1000/umdrehung ist sehr genau, ist das denn nötig? wie geht man damit in den pc?
über einen frequenz spannungswandler?
und wie wertet ihr das aus, bzw. unrechnung in leistung.
bis denne, joey.
#98
Geschrieben: 1. November 2004 - 18:14
wie genau der prüfstand sein soll, musst du selbst entscheiden (Messfehler berechnen) und dann dementsprechend die Hardware auslegen. 1000 Impulse/U sind sicher mehr als nötig für meine Anwendung. Aus dem bauch heraus würde ich aber sagen bei Messenwellendrehzahlen von 3000U/min solltest du min. 100 Impulse/U haben. (hängt davon ab wie schnell sich die welle dreht, von der Motorleistung und vom Massenträgheitsmoment)
für die erfassung der Signale mittels PC gibts sicher auch wieder unzählige möglichkeiten. aber einen frequenz spannungswandler würd ich sicher nicht nehmen. einfach digital bleiben.
der rest steht aber eh schon in irgendwelchen Topics
grüsse Christoph
#99
Geschrieben: 4. November 2004 - 15:01
werd mal sehen, was ich finden kann.
gruss joey
#100
Geschrieben: 4. November 2004 - 17:17
kostet 29 bzw. 39 euros und hat digitale und analoge io`s sowie eine DLL für windows.
angeblich sind auch 2 counter auf der karte,
könnte man sowas verwenden?
USB EXPERIMENT INTERFACE BOARD - K8055
Das Interface Board hat 5 digitale Eingangs- und 8 Ausgangskanäle. Zusätzlich stehen noch 2 analoge Ein- und 2 Ausgänge mit einer 8-Bit Auflösung zur Verfügung. Die Anzahl der Ein- und Ausgänge kann noch weiter vergrößert werden, indem bis max. 4 Karten mit den USB-Anschlüssen des PCs verbunden werden. Alle Kommunikationsprogramme sind in einer Dynamic Link Library (DLL) K8055D.DLL gespeichert.

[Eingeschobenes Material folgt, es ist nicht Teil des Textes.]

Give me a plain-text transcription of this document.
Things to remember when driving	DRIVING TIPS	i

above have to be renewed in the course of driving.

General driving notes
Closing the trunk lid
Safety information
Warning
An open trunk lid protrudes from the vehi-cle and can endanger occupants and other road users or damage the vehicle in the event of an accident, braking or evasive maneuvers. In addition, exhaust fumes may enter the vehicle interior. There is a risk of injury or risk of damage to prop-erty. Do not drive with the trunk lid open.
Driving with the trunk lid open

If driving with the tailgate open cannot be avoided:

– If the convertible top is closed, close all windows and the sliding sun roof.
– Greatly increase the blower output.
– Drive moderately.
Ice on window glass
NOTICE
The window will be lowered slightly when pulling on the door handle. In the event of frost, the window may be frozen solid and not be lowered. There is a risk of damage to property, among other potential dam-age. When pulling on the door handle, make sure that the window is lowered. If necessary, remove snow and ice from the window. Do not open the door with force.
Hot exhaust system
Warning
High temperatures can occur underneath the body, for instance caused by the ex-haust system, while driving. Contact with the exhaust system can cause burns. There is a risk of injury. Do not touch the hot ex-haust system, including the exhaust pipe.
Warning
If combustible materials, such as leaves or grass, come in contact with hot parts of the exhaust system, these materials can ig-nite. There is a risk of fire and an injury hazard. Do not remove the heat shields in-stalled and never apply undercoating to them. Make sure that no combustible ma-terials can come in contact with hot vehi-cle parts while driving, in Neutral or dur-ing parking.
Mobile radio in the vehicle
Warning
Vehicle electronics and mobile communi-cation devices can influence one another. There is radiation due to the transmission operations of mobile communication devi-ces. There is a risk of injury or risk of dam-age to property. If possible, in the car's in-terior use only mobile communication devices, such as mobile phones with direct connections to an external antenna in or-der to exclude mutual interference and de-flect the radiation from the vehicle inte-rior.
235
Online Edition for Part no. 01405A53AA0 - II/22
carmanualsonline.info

Sie können maßgeschneiderte Windows (98 SE, 2000, ME, XP) Applikationen in Delphi, Visual Basic, C++ Builder oder jedem anderen 32-bit Windows-Hilfsprogramm für Applikationen, die DLL unterstützen, schreiben.
Eigenschaften:
Separater Eingangs-/Ausgangstest · Zähler-Funktion bei Eingängen 1 und 2 mit anpassbarer Entprellung · Säulendiagramm.
Technische Daten:
Betriebsspannung: Über USB · Stromaufnahme: ca. 70 mA · 5 digitale Eingänge (0 = GND, 1 = offen. Test Tasten auf der Platine) · 2 analoge Eingänge mit Option für Dämpfung und Verstärkung (interner Test +5 V vorgesehen) · 8 digitale Ausgangsschalter mit offenem Kollektor (max. 50 V/100 mA, LED-Anzeige auf der Platine) · 2 analoge Ausgänge (0 bis 5 V, Ausgangswiderstand 1K5) oder PWM 0 bis 100 % "offener Kollektor"-Ausgang (max. 40 V/100 mA. LED Anzeige auf der Platine) · Allgemeine Konvertierungszeit: 20 ms pro Befehl
Systemanforderungen:
Pentium-Klasse CPU · USB 1.0 oder höher (Win NT ausgeschlossen) · CD-ROM Laufwerk · Maus.
Lieferumfang:
Bausatz, inkl. Diagnose-Software und DDL · Bedienungsanleitung.